The 48-year-old former Beverly Hills, 90210 star recently sat down with ABC News' Amy Robach, and the second part of the interview aired on Wednesday's Good Morning America. Although Doherty's breast cancer had gone into remission in 2017, starting a year ago, she said she began to feel aches in her body.
"I started feeling some very odd aches, so, I called my oncologist," Doherty recalls, fighting back tears. "And he said, ‘All right, let's just get you in.' I think in the back of your head, you are always suspecting that this is going to happen. But I had definitely, in another way, convinced myself that I had beaten it. I was the true warrior. I was the true survivor."
Doherty also explained why she kept her cancer return a secret, noting that she didn't want people to start treating her differently and that she wanted to still work. She previously shared that she only told her BH90210 co-star, Brian Austin Green, about her diagnosis during filming of the 90210 reboot, and that he helped her immensely.
"They look at you like you're a dead man walking, basically, and that they need to say their goodbyes to you or something," Doherty says. "And also, work dries up. You know, I enjoy working and working gives me just another reason to wake up every morning. It's another reason to fight to stay alive."
The actress eventually disclosed her cancer return due to her lawsuit against State Farm -- she sued the insurance company after her California home was damaged in the Woolsey fire in 2018 -- which details her health issues. In court documents obtained by ET, Doherty filed a motion in her lawsuit which bluntly begins, "Plaintiff Shannen Doherty is dying of stage 4 terminal cancer." In the docs, Doherty's attorney claims that the actress is unable to live out "her remaining years peacefully in her home" because State Farm has not agreed to cover the entire cost of repairs to her home following 2018's Woolsey fire.

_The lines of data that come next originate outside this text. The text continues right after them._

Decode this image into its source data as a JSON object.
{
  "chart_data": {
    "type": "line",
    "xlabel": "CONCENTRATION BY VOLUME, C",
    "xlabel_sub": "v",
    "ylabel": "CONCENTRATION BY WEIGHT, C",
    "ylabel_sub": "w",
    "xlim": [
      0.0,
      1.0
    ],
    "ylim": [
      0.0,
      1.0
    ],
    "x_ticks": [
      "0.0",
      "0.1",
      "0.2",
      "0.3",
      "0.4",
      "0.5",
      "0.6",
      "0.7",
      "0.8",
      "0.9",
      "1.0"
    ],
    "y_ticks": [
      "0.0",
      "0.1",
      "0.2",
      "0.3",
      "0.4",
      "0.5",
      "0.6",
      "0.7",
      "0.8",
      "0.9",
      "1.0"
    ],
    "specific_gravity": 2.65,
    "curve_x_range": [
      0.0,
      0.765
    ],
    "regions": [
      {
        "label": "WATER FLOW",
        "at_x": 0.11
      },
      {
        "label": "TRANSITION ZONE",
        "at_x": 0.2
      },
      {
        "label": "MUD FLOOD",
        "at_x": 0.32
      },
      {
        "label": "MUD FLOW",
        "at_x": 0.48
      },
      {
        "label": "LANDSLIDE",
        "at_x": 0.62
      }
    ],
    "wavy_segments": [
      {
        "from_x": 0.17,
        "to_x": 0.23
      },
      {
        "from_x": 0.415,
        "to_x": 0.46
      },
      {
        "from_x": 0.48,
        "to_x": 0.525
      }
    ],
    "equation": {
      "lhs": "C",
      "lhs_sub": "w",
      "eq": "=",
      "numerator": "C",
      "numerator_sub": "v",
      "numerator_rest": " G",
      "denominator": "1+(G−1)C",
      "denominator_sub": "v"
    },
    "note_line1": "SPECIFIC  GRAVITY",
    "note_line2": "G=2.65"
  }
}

In the court docs, State Farm claims they paid Doherty over $1 million to clean and repair her home and personal property as well as for temporary housing and furniture rental. Doherty says she is entitled to additional benefits under her homeowner's policy.
State Farm said in a statement to ET on Tuesday, "We empathize with Ms. Doherty's health issues and wish her a full recovery. We strongly believe we have upheld our commitment to our customer and have paid what we owe on this claim. We are prepared to defend our position in court."

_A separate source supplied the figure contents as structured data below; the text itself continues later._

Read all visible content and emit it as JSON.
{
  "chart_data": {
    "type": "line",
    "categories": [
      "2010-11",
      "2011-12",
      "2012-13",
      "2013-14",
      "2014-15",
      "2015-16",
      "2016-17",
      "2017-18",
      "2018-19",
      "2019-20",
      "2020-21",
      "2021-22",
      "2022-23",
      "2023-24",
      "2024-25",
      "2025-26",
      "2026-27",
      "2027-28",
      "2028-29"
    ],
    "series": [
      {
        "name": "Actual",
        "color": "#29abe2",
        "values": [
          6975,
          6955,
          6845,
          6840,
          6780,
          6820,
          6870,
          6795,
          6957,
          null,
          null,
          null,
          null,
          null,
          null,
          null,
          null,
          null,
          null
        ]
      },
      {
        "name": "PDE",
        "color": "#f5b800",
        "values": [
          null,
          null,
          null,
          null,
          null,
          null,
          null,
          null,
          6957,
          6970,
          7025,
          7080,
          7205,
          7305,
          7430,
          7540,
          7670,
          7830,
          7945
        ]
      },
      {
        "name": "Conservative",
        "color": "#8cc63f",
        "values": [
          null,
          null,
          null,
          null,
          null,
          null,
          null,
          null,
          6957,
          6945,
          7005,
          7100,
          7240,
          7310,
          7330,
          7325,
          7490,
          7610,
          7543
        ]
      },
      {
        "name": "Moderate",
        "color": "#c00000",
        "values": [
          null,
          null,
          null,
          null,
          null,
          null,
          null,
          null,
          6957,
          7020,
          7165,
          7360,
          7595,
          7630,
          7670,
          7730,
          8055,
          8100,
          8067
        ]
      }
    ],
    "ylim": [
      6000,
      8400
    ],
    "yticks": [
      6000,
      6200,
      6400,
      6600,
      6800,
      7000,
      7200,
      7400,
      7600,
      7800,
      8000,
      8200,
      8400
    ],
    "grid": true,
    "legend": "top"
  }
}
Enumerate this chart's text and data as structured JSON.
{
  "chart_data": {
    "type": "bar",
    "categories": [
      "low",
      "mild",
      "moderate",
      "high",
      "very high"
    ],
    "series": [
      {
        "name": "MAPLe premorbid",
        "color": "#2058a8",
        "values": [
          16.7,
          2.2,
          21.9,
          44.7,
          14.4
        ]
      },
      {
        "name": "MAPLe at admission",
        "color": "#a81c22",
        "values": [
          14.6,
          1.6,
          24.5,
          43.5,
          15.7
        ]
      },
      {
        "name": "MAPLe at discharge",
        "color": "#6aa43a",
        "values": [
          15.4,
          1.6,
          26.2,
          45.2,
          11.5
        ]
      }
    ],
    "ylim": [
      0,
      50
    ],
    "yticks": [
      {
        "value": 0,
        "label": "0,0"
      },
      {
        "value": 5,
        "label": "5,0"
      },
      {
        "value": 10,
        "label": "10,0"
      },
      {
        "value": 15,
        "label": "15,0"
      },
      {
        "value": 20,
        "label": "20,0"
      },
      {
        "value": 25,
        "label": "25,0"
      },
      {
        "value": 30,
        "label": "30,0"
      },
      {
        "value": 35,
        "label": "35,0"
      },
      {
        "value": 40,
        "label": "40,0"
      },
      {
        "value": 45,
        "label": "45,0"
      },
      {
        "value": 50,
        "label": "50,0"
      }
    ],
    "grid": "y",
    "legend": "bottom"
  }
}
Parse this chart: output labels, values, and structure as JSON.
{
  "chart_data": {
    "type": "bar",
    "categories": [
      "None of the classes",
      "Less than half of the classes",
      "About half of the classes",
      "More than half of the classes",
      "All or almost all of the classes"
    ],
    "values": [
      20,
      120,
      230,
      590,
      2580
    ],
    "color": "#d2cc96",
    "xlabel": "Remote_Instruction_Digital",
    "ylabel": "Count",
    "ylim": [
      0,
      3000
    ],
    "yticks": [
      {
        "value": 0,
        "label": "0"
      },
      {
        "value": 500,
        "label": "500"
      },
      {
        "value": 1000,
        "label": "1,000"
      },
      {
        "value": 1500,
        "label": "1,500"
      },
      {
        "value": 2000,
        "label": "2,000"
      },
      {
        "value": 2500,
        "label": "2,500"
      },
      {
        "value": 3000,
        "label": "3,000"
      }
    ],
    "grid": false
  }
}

State Farm also filed an opposition to Doherty's Ex Parte Application. In court documents obtained by ET on Wednesday, the insurance company argued that Doherty's home did not suffer any fire or structural damage and that the company's Certified Industrial Hygienist deemed the place safe to live in.
"Although State Farm paid over $1 million to plaintiff so she can have her home professionally remediated (including a new HVAC system), have all contents professionally cleaned, and live elsewhere for over one year, plaintiff improperly claims she is entitled to have her entire home rebuilt at a cost of $2.7 million because she has breast cancer and Chronic Obstructive Pulmonary Disease ("COPD")," the documents read.
Doherty previously explained in her interview with Robach that she chose to come forward with the news herself to control the narrative surrounding her cancer. She also acknowledged being "petrified" and "pretty scared" of the health battle ahead of her, but that she wanted to show that she could still work while battling stage 4 cancer.